Coal regulations are “blatantly violating the Clear Air Act”

“In its proposed rule, the EPA is blatantly violating the Clean Air Act,” said Patrick Morrisey. According to Morrisey’s brief, the act gives the EPA a choice between regulating only hazardous emissions from existing coal-fired power plants under national standards or requiring states to regulate any emissions from those plants on a state-by-state basis.

“The Clean Air Act explicitly prohibits the EPA from imposing both kinds of regulations on the same existing plants,” Morrisey explained in a press statement.

“Since coal-fired power plants are already regulated by the EPA under […] national standards, [it] it prohibited from imposing its new proposed state-by-state regulations on those same plants.”

The EPA: unconstrained leviathan

Morrisey also cited recent criticism of the EPA in a recent ruling by the justices of the US Supreme Court, who accused the agency of seeking an “enormous and transformative extension” of its authority without the approval of Congress. “The proposed rule for existing coal-fired power plants […] is even more obviously illegal than the rule the Supreme Court struck down,” said Morrisey, noting that even the EPA recognised that its rule violated the literal terms of the Clean Air Act.

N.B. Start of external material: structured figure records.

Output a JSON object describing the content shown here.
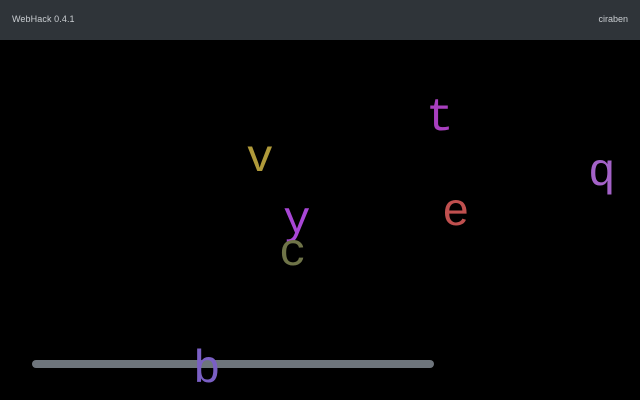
{
  "header": {
    "app_title": "WebHack 0.4.1",
    "user_name": "ciraben"
  },
  "monsters": [
    {
      "glyph": "t",
      "color": "#a83fbf"
    },
    {
      "glyph": "v",
      "color": "#b09a3a"
    },
    {
      "glyph": "q",
      "color": "#a462c8"
    },
    {
      "glyph": "e",
      "color": "#c0504f"
    },
    {
      "glyph": "y",
      "color": "#a846d6"
    },
    {
      "glyph": "c",
      "color": "#6f7448"
    },
    {
      "glyph": "b",
      "color": "#7a5fc4"
    }
  ],
  "bar_color": "#6e757c"
}
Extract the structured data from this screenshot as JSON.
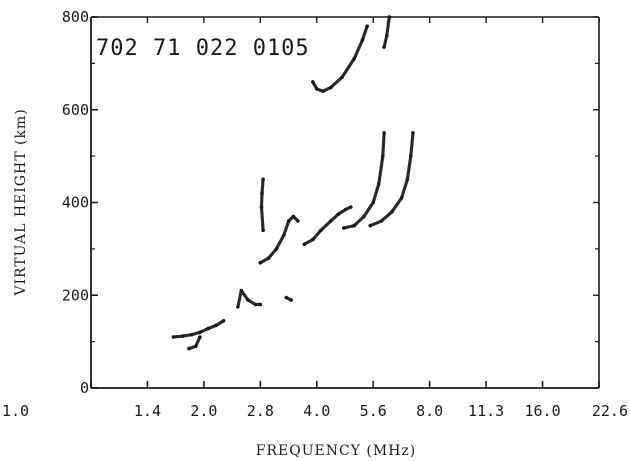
{
  "chart_data": {
    "type": "scatter",
    "stamp": "702 71 022 0105",
    "xlabel": "FREQUENCY (MHz)",
    "ylabel": "VIRTUAL HEIGHT (km)",
    "x_ticks": [
      "1.0",
      "1.4",
      "2.0",
      "2.8",
      "4.0",
      "5.6",
      "8.0",
      "11.3",
      "16.0",
      "22.6"
    ],
    "y_ticks": [
      0,
      200,
      400,
      600,
      800
    ],
    "xlim": [
      1.0,
      22.6
    ],
    "ylim": [
      0,
      800
    ],
    "x_scale": "log",
    "grid": false,
    "series": [
      {
        "values": [
          {
            "x": 1.65,
            "y": 110
          },
          {
            "x": 1.75,
            "y": 112
          },
          {
            "x": 1.85,
            "y": 115
          },
          {
            "x": 1.95,
            "y": 120
          },
          {
            "x": 2.05,
            "y": 128
          },
          {
            "x": 2.15,
            "y": 135
          },
          {
            "x": 2.25,
            "y": 145
          }
        ]
      },
      {
        "values": [
          {
            "x": 1.82,
            "y": 85
          },
          {
            "x": 1.9,
            "y": 90
          },
          {
            "x": 1.95,
            "y": 110
          }
        ]
      },
      {
        "values": [
          {
            "x": 2.45,
            "y": 175
          },
          {
            "x": 2.5,
            "y": 210
          },
          {
            "x": 2.6,
            "y": 190
          },
          {
            "x": 2.72,
            "y": 180
          },
          {
            "x": 2.8,
            "y": 180
          }
        ]
      },
      {
        "values": [
          {
            "x": 2.8,
            "y": 270
          },
          {
            "x": 2.95,
            "y": 280
          },
          {
            "x": 3.1,
            "y": 300
          },
          {
            "x": 3.25,
            "y": 330
          },
          {
            "x": 3.35,
            "y": 360
          },
          {
            "x": 3.45,
            "y": 370
          },
          {
            "x": 3.55,
            "y": 360
          }
        ]
      },
      {
        "values": [
          {
            "x": 2.85,
            "y": 450
          },
          {
            "x": 2.83,
            "y": 420
          },
          {
            "x": 2.82,
            "y": 390
          },
          {
            "x": 2.85,
            "y": 340
          }
        ]
      },
      {
        "values": [
          {
            "x": 3.3,
            "y": 195
          },
          {
            "x": 3.4,
            "y": 190
          }
        ]
      },
      {
        "values": [
          {
            "x": 3.7,
            "y": 310
          },
          {
            "x": 3.9,
            "y": 320
          },
          {
            "x": 4.1,
            "y": 340
          },
          {
            "x": 4.35,
            "y": 360
          },
          {
            "x": 4.55,
            "y": 375
          },
          {
            "x": 4.75,
            "y": 385
          },
          {
            "x": 4.9,
            "y": 390
          }
        ]
      },
      {
        "values": [
          {
            "x": 4.7,
            "y": 345
          },
          {
            "x": 5.0,
            "y": 350
          },
          {
            "x": 5.3,
            "y": 370
          },
          {
            "x": 5.6,
            "y": 400
          },
          {
            "x": 5.8,
            "y": 440
          },
          {
            "x": 5.95,
            "y": 500
          },
          {
            "x": 6.0,
            "y": 550
          }
        ]
      },
      {
        "values": [
          {
            "x": 5.5,
            "y": 350
          },
          {
            "x": 5.9,
            "y": 360
          },
          {
            "x": 6.3,
            "y": 380
          },
          {
            "x": 6.7,
            "y": 410
          },
          {
            "x": 6.95,
            "y": 450
          },
          {
            "x": 7.1,
            "y": 500
          },
          {
            "x": 7.2,
            "y": 550
          }
        ]
      },
      {
        "values": [
          {
            "x": 3.9,
            "y": 660
          },
          {
            "x": 4.0,
            "y": 645
          },
          {
            "x": 4.15,
            "y": 640
          },
          {
            "x": 4.35,
            "y": 648
          },
          {
            "x": 4.65,
            "y": 670
          },
          {
            "x": 5.0,
            "y": 710
          },
          {
            "x": 5.25,
            "y": 750
          },
          {
            "x": 5.4,
            "y": 780
          }
        ]
      },
      {
        "values": [
          {
            "x": 6.0,
            "y": 735
          },
          {
            "x": 6.1,
            "y": 760
          },
          {
            "x": 6.2,
            "y": 800
          }
        ]
      }
    ]
  }
}
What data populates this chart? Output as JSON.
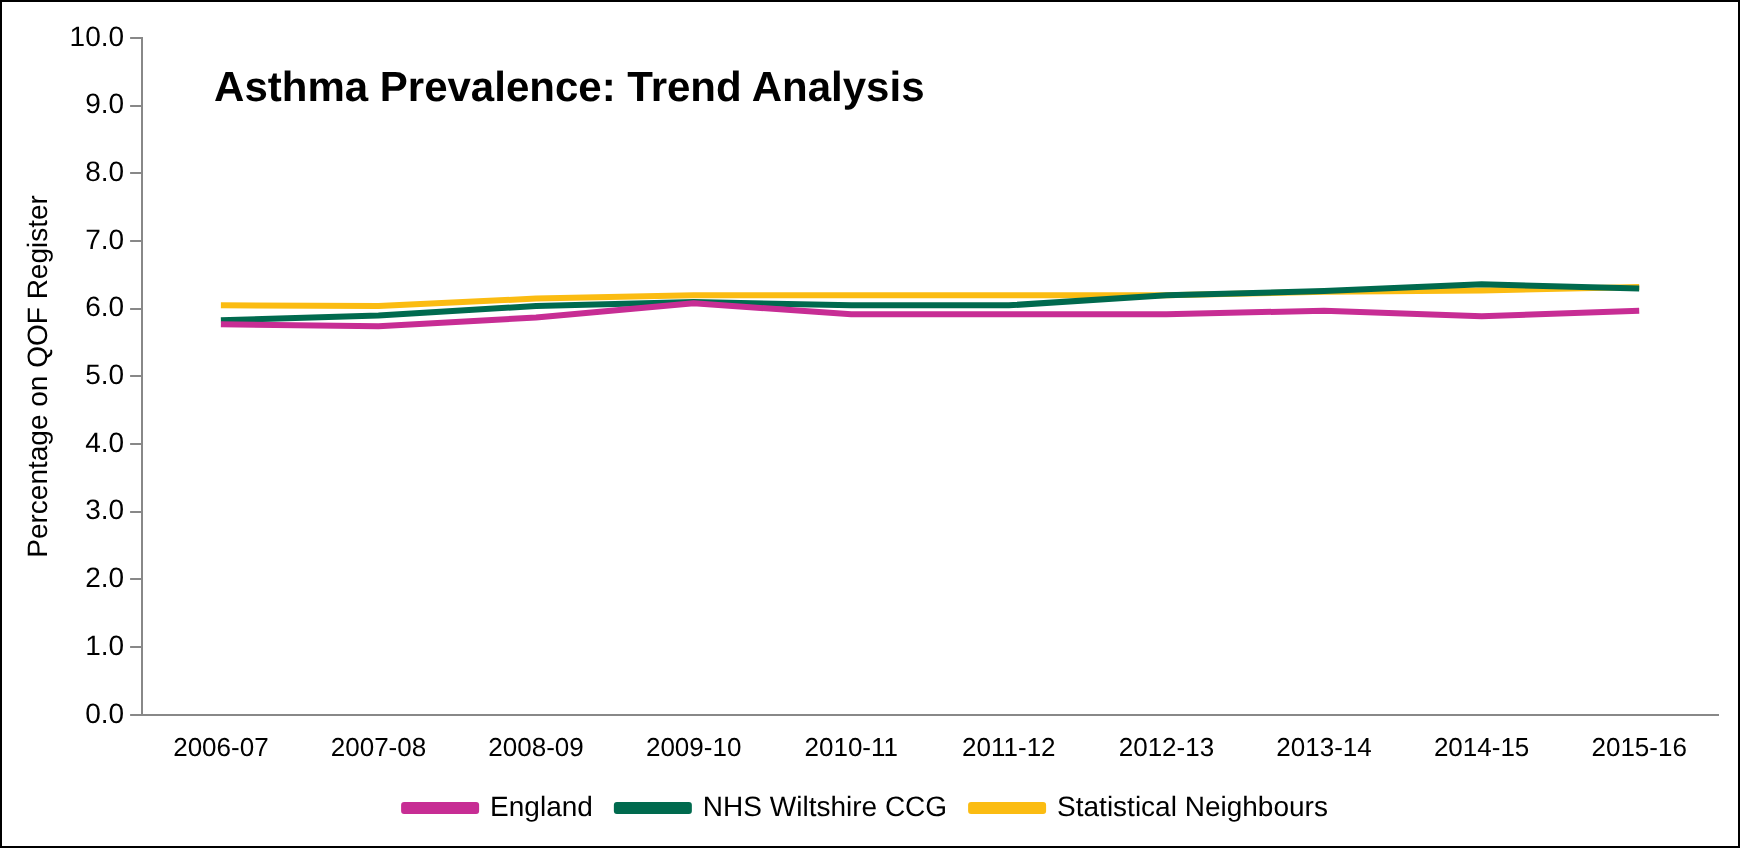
{
  "chart_data": {
    "type": "line",
    "title": "Asthma Prevalence: Trend Analysis",
    "ylabel": "Percentage on QOF Register",
    "categories": [
      "2006-07",
      "2007-08",
      "2008-09",
      "2009-10",
      "2010-11",
      "2011-12",
      "2012-13",
      "2013-14",
      "2014-15",
      "2015-16"
    ],
    "series": [
      {
        "name": "England",
        "color": "#c72d94",
        "values": [
          5.77,
          5.74,
          5.87,
          6.08,
          5.92,
          5.92,
          5.92,
          5.97,
          5.89,
          5.97
        ]
      },
      {
        "name": "NHS Wiltshire CCG",
        "color": "#006a4e",
        "values": [
          5.83,
          5.9,
          6.04,
          6.1,
          6.05,
          6.05,
          6.2,
          6.26,
          6.36,
          6.3
        ]
      },
      {
        "name": "Statistical Neighbours",
        "color": "#fbbc12",
        "values": [
          6.05,
          6.04,
          6.15,
          6.2,
          6.2,
          6.2,
          6.2,
          6.25,
          6.27,
          6.32
        ]
      }
    ],
    "ylim": [
      0,
      10
    ],
    "yticks": [
      {
        "value": 0,
        "label": "0.0"
      },
      {
        "value": 1,
        "label": "1.0"
      },
      {
        "value": 2,
        "label": "2.0"
      },
      {
        "value": 3,
        "label": "3.0"
      },
      {
        "value": 4,
        "label": "4.0"
      },
      {
        "value": 5,
        "label": "5.0"
      },
      {
        "value": 6,
        "label": "6.0"
      },
      {
        "value": 7,
        "label": "7.0"
      },
      {
        "value": 8,
        "label": "8.0"
      },
      {
        "value": 9,
        "label": "9.0"
      },
      {
        "value": 10,
        "label": "10.0"
      }
    ],
    "grid": false,
    "legend": "bottom",
    "marker": "none",
    "line_style": "solid"
  }
}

“An agency should not be permitted to threaten to impose a rule that it know will never survive judicial review in order to scare regulated parties into closing their doors in anticipation of the rule being finalized,” concluded Morrisey. “We will use every legal tool possible to stop this flagrant overreach by [the] EPA in order to protect the hard working families of West Virginia.”

States unite against the proposals

Morrisey was representing a bipartisan group of nine states, including Alabama, Alaska, Kentucky, Nebraska, Ohio, Oklahoma, South Carolina and Wyoming, as well as West Virginia.